CAPITULO 9
Thorn se deslizaba entre las sombras de la capital, con los ojos clavados en la figura encapuchada que se movía por las callejuelas como un fantasma. Cuatro días de seguir pistas frías y rumores a media voz lo habían llevado hasta este punto, y su instinto le gritaba que estaba cerca de descubrir algo.
No era un experto en política ni conspiraciones. ¡Por la Deidad Inmortal, solo era un granjero! Había perdido más horas de las que quería admitir intentando entender las reglas de los nobles, pero seguía siendo confuso. Esto no es como encontrar al zorro que se llevó las gallinas. Allí al menos siempre hay plumas regadas; aquí, todo son palabras bonitas y mentiras enredadas. Pero un hombre tenía que hacer lo que debía hacer, y Thorn se encontraba aquí por su gente.
No podía fracasar.
Había rastreado conversaciones veladas, pequeños deslices de los nobles, y ahora estaba cerca. Muy cerca. No sabía si era el Silvanox, pero sentía en los huesos que había encontrado la clave. La condenada podredumbre espada no dejaba de vibrar, como si quisiera decirle: «Vas a morir, Thorn.»
«Bah, lo que me faltaba: que una espada me diera órdenes.»
La espada se sentía más pesada que de costumbre, y a Thorn le parecía que el frío de la hoja se filtraba en su piel. Cada vez que la tocaba, una parte de él se sentía más distante, más desconectada de sus emociones.

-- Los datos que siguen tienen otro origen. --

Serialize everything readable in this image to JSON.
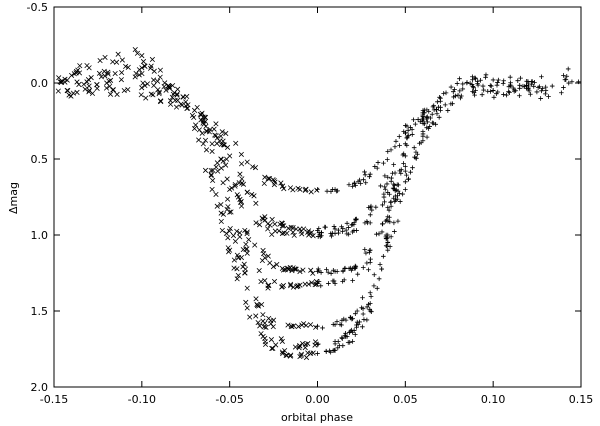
{
  "chart_data": {
    "type": "scatter",
    "title": "",
    "xlabel": "orbital phase",
    "ylabel": "Δmag",
    "xlim": [
      -0.15,
      0.15
    ],
    "ylim": [
      2.0,
      -0.5
    ],
    "y_inverted": true,
    "grid": false,
    "legend": "none",
    "x_ticks": [
      "-0.15",
      "-0.10",
      "-0.05",
      "0.00",
      "0.05",
      "0.10",
      "0.15"
    ],
    "y_ticks": [
      "-0.5",
      "0.0",
      "0.5",
      "1.0",
      "1.5",
      "2.0"
    ],
    "x_tick_values": [
      -0.15,
      -0.1,
      -0.05,
      0.0,
      0.05,
      0.1,
      0.15
    ],
    "y_tick_values": [
      -0.5,
      0.0,
      0.5,
      1.0,
      1.5,
      2.0
    ],
    "marker_styles": {
      "before_phase_zero": "x",
      "after_phase_zero": "+"
    },
    "series": [
      {
        "marker": "mixed",
        "depth": 0.7,
        "points": [
          [
            -0.15,
            0.0
          ],
          [
            -0.13,
            -0.1
          ],
          [
            -0.1,
            -0.18
          ],
          [
            -0.085,
            0.02
          ],
          [
            -0.07,
            0.18
          ],
          [
            -0.055,
            0.35
          ],
          [
            -0.04,
            0.52
          ],
          [
            -0.03,
            0.62
          ],
          [
            -0.02,
            0.68
          ],
          [
            -0.01,
            0.7
          ],
          [
            0.0,
            0.7
          ],
          [
            0.01,
            0.7
          ],
          [
            0.02,
            0.68
          ],
          [
            0.03,
            0.6
          ],
          [
            0.04,
            0.45
          ],
          [
            0.05,
            0.33
          ],
          [
            0.06,
            0.22
          ],
          [
            0.07,
            0.1
          ],
          [
            0.085,
            0.0
          ],
          [
            0.1,
            -0.02
          ],
          [
            0.12,
            0.0
          ],
          [
            0.14,
            -0.05
          ],
          [
            0.15,
            0.0
          ]
        ]
      },
      {
        "marker": "mixed",
        "depth": 0.95,
        "points": [
          [
            -0.14,
            -0.05
          ],
          [
            -0.12,
            0.0
          ],
          [
            -0.1,
            -0.1
          ],
          [
            -0.08,
            0.08
          ],
          [
            -0.065,
            0.25
          ],
          [
            -0.05,
            0.48
          ],
          [
            -0.04,
            0.72
          ],
          [
            -0.03,
            0.88
          ],
          [
            -0.02,
            0.94
          ],
          [
            -0.01,
            0.96
          ],
          [
            0.0,
            0.97
          ],
          [
            0.01,
            0.96
          ],
          [
            0.02,
            0.93
          ],
          [
            0.03,
            0.82
          ],
          [
            0.04,
            0.62
          ],
          [
            0.05,
            0.4
          ],
          [
            0.06,
            0.25
          ],
          [
            0.07,
            0.12
          ],
          [
            0.09,
            0.05
          ],
          [
            0.11,
            0.02
          ],
          [
            0.13,
            0.05
          ]
        ]
      },
      {
        "marker": "mixed",
        "depth": 1.0,
        "points": [
          [
            -0.055,
            0.5
          ],
          [
            -0.045,
            0.75
          ],
          [
            -0.035,
            0.92
          ],
          [
            -0.02,
            0.99
          ],
          [
            -0.005,
            1.0
          ],
          [
            0.01,
            0.99
          ],
          [
            0.02,
            0.98
          ],
          [
            0.03,
            0.92
          ],
          [
            0.04,
            0.72
          ],
          [
            0.05,
            0.48
          ]
        ]
      },
      {
        "marker": "mixed",
        "depth": 1.25,
        "points": [
          [
            -0.15,
            0.05
          ],
          [
            -0.13,
            0.02
          ],
          [
            -0.11,
            0.05
          ],
          [
            -0.09,
            0.06
          ],
          [
            -0.075,
            0.15
          ],
          [
            -0.06,
            0.4
          ],
          [
            -0.05,
            0.7
          ],
          [
            -0.04,
            0.98
          ],
          [
            -0.03,
            1.15
          ],
          [
            -0.02,
            1.22
          ],
          [
            -0.01,
            1.24
          ],
          [
            0.0,
            1.24
          ],
          [
            0.01,
            1.24
          ],
          [
            0.02,
            1.22
          ],
          [
            0.03,
            1.1
          ],
          [
            0.04,
            0.82
          ],
          [
            0.05,
            0.55
          ],
          [
            0.06,
            0.32
          ],
          [
            0.07,
            0.16
          ],
          [
            0.08,
            0.08
          ],
          [
            0.1,
            0.05
          ],
          [
            0.12,
            0.04
          ],
          [
            0.14,
            0.03
          ]
        ]
      },
      {
        "marker": "mixed",
        "depth": 1.35,
        "points": [
          [
            -0.06,
            0.45
          ],
          [
            -0.05,
            0.85
          ],
          [
            -0.04,
            1.12
          ],
          [
            -0.03,
            1.3
          ],
          [
            -0.02,
            1.34
          ],
          [
            -0.01,
            1.33
          ],
          [
            0.0,
            1.32
          ],
          [
            0.01,
            1.32
          ],
          [
            0.02,
            1.3
          ],
          [
            0.03,
            1.18
          ],
          [
            0.04,
            0.88
          ],
          [
            0.05,
            0.58
          ]
        ]
      },
      {
        "marker": "mixed",
        "depth": 1.6,
        "points": [
          [
            -0.065,
            0.4
          ],
          [
            -0.055,
            0.8
          ],
          [
            -0.045,
            1.15
          ],
          [
            -0.035,
            1.42
          ],
          [
            -0.025,
            1.56
          ],
          [
            -0.015,
            1.6
          ],
          [
            0.0,
            1.6
          ],
          [
            0.01,
            1.59
          ],
          [
            0.02,
            1.55
          ],
          [
            0.03,
            1.38
          ],
          [
            0.04,
            1.0
          ],
          [
            0.05,
            0.65
          ],
          [
            0.06,
            0.35
          ]
        ]
      },
      {
        "marker": "mixed",
        "depth": 1.72,
        "points": [
          [
            -0.04,
            1.35
          ],
          [
            -0.03,
            1.58
          ],
          [
            -0.02,
            1.7
          ],
          [
            -0.01,
            1.73
          ],
          [
            0.0,
            1.72
          ],
          [
            0.01,
            1.7
          ],
          [
            0.02,
            1.64
          ],
          [
            0.03,
            1.45
          ],
          [
            0.04,
            1.05
          ]
        ]
      },
      {
        "marker": "mixed",
        "depth": 1.8,
        "points": [
          [
            -0.07,
            0.3
          ],
          [
            -0.06,
            0.7
          ],
          [
            -0.05,
            1.1
          ],
          [
            -0.04,
            1.48
          ],
          [
            -0.03,
            1.68
          ],
          [
            -0.02,
            1.77
          ],
          [
            -0.01,
            1.8
          ],
          [
            0.0,
            1.78
          ],
          [
            0.01,
            1.76
          ],
          [
            0.02,
            1.7
          ],
          [
            0.03,
            1.5
          ],
          [
            0.04,
            1.1
          ],
          [
            0.05,
            0.7
          ],
          [
            0.06,
            0.38
          ],
          [
            0.07,
            0.18
          ]
        ]
      }
    ]
  }
}
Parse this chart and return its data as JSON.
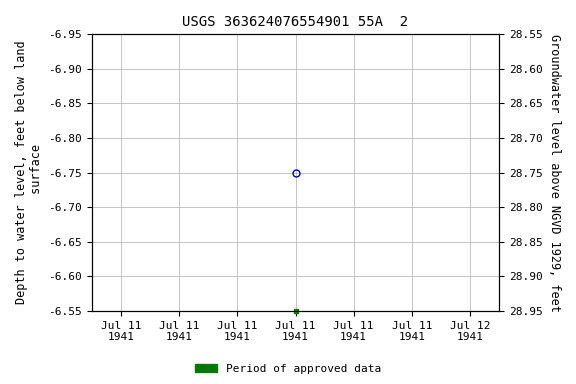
{
  "title": "USGS 363624076554901 55A  2",
  "ylabel_left": "Depth to water level, feet below land\n surface",
  "ylabel_right": "Groundwater level above NGVD 1929, feet",
  "ylim_left": [
    -6.55,
    -6.95
  ],
  "ylim_right": [
    28.95,
    28.55
  ],
  "yticks_left": [
    -6.95,
    -6.9,
    -6.85,
    -6.8,
    -6.75,
    -6.7,
    -6.65,
    -6.6,
    -6.55
  ],
  "yticks_right": [
    28.55,
    28.6,
    28.65,
    28.7,
    28.75,
    28.8,
    28.85,
    28.9,
    28.95
  ],
  "xtick_labels": [
    "Jul 11\n1941",
    "Jul 11\n1941",
    "Jul 11\n1941",
    "Jul 11\n1941",
    "Jul 11\n1941",
    "Jul 11\n1941",
    "Jul 12\n1941"
  ],
  "xtick_positions": [
    0,
    1,
    2,
    3,
    4,
    5,
    6
  ],
  "data_point_x": 3.0,
  "data_point_y": -6.75,
  "data_point_color": "#0000bb",
  "green_dot_x": 3.0,
  "green_dot_y": -6.55,
  "green_dot_color": "#007700",
  "legend_label": "Period of approved data",
  "legend_color": "#007700",
  "background_color": "#ffffff",
  "grid_color": "#bbbbbb",
  "title_fontsize": 10,
  "label_fontsize": 8.5,
  "tick_fontsize": 8,
  "font_family": "monospace"
}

Tenía miedo del día que tuviera que desenfundarla, porque sabía que algo dentro de él se perdería.
Lo extraño era que, desde que había llegado, no había muerto nadie más. Y lo más inquietante, si cabía decir, era que nadie lo hubiera atacado. Quizá su reputación por fin servía para algo.
Eso solo lo ponía más nervioso.
Esa noche, Thorn había seguido a un noble que hablaba en voz baja sobre «El Abismo». Este hombre, un primo lejano de la Casa Vyrelis, era conocido en la corte por su habilidad para permanecer en los márgenes de las conspiraciones, siempre presente en el lugar adecuado, pero sin involucrarse directamente.
«No puede ser una coincidencia», pensó Thorn con el nombre de Lord Vyrelis resonando en su mente,
Desde su llegada a la capital, Thorn había escuchado rumores sobre la retirada de tropas de las rutas hacia Clyendor, dejándolas desprotegidas, y al mismo tiempo, el reporte de que fuerzas se acumulaban en la ciudad. Sin embargo, algo no cuadraba: las tropas no avanzaban, y no había señales de un ataque. Todo apuntaba a que la casa Vyrelis estaba esperando el momento adecuado, y ahora uno de sus hombres más cercanos estaba vinculado con lo que sea que fuera el abismo.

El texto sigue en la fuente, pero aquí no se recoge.